If there’s any doubt that raccoons can be as nasty as they are cute, this should settle it: First there was the day in July when a 28-year-old Lakewood woman was jogging along, totally minding her business and working up an honest sweat, when a handful of raccoons sprang out of the bushes and straight up attacked her. (Okay, her dog may have provoked them. But still.) She ran, and they chased her to her house, knocked her down, and bit her until her dog ran them off. Then in August a gang of masked trash eaters started terrorizing students, dogs, and toddlers near North Seattle Community College. Gotta be the bath salts. 

Have you seen the seven-foot reticulated python that belongs to a homeless man who frequents Cowen Park in Roosevelt? No, really, have you seen it? Because it went missing in August, having apparently decided it was done sleeping on the street. And Seattle Animal Control decided not to pursue it because they had “dogs biting all over the city.” Not to worry. No matter how many small pets or children the snake consumes, local herpetologists say it won’t survive the winter.

Vacuuming the corner of a room is the worst.

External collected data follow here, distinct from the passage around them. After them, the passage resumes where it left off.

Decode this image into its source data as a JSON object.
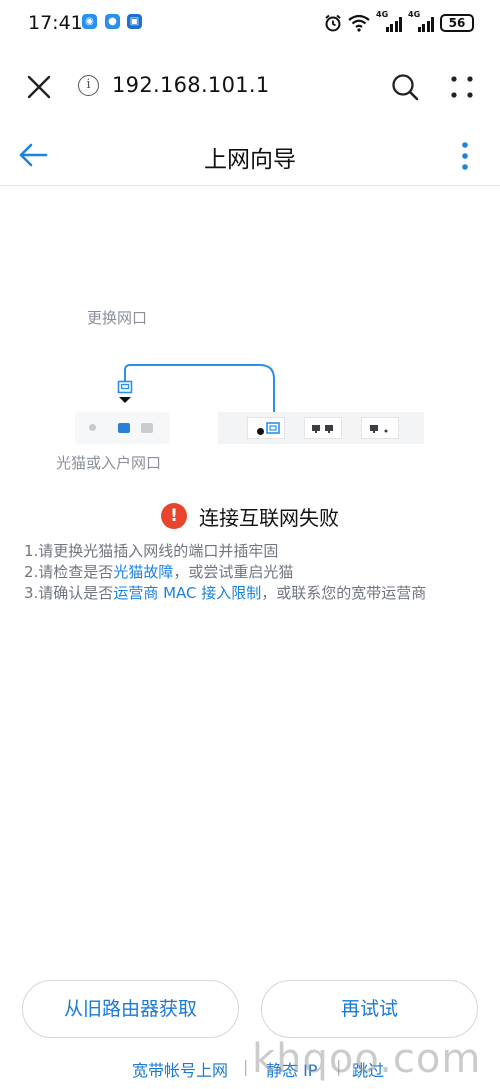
{
  "status_bar": {
    "time": "17:41",
    "network_1": "4G",
    "network_2": "4G",
    "battery": "56"
  },
  "browser": {
    "url": "192.168.101.1",
    "info_symbol": "i"
  },
  "header": {
    "title": "上网向导"
  },
  "diagram": {
    "change_port_label": "更换网口",
    "modem_label": "光猫或入户网口"
  },
  "error": {
    "icon": "!",
    "message": "连接互联网失败"
  },
  "tips": {
    "t1": "1.请更换光猫插入网线的端口并插牢固",
    "t2_prefix": "2.请检查是否",
    "t2_link": "光猫故障",
    "t2_suffix": "，或尝试重启光猫",
    "t3_prefix": "3.请确认是否",
    "t3_link": "运营商 MAC 接入限制",
    "t3_suffix": "，或联系您的宽带运营商"
  },
  "buttons": {
    "old_router": "从旧路由器获取",
    "retry": "再试试"
  },
  "footer": {
    "broadband": "宽带帐号上网",
    "static_ip": "静态 IP",
    "skip": "跳过",
    "separator": "|",
    "watermark": "khqoo.com"
  },
  "colors": {
    "accent": "#1a7ad8",
    "error": "#e8452c",
    "cable": "#2b8ff0"
  }
}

You can never get the vacuum all the way in there, but you keep trying to get that Cheerio that you’re too lazy to pick up, and then your boyfriend’s pet lynx surprise attacks you. Or at least that’s what happened last May to a 21-year-old Bellevue woman who was doing a little light cleaning when her man’s feline friend slipped out of its cage and leapt on her. She was okay, but come on. This is why we don’t keep wild cats as pets, kids.

Coyotes have been snatching cats out of West Seattle backyards for years, but when the wily canines graduated to attacking pooches last spring, local pet owners had finally had enough. (Confidential to West Seattle cats: Your people don’t care about you.) In June the West Seattle Blog confirmed that the U.S. Department of Agriculture’s Wildlife Services had dispatched an agent to the peninsula to assess the situation and potentially take down the pack, which is great, but then there won’t be anything to keep the cat population in check.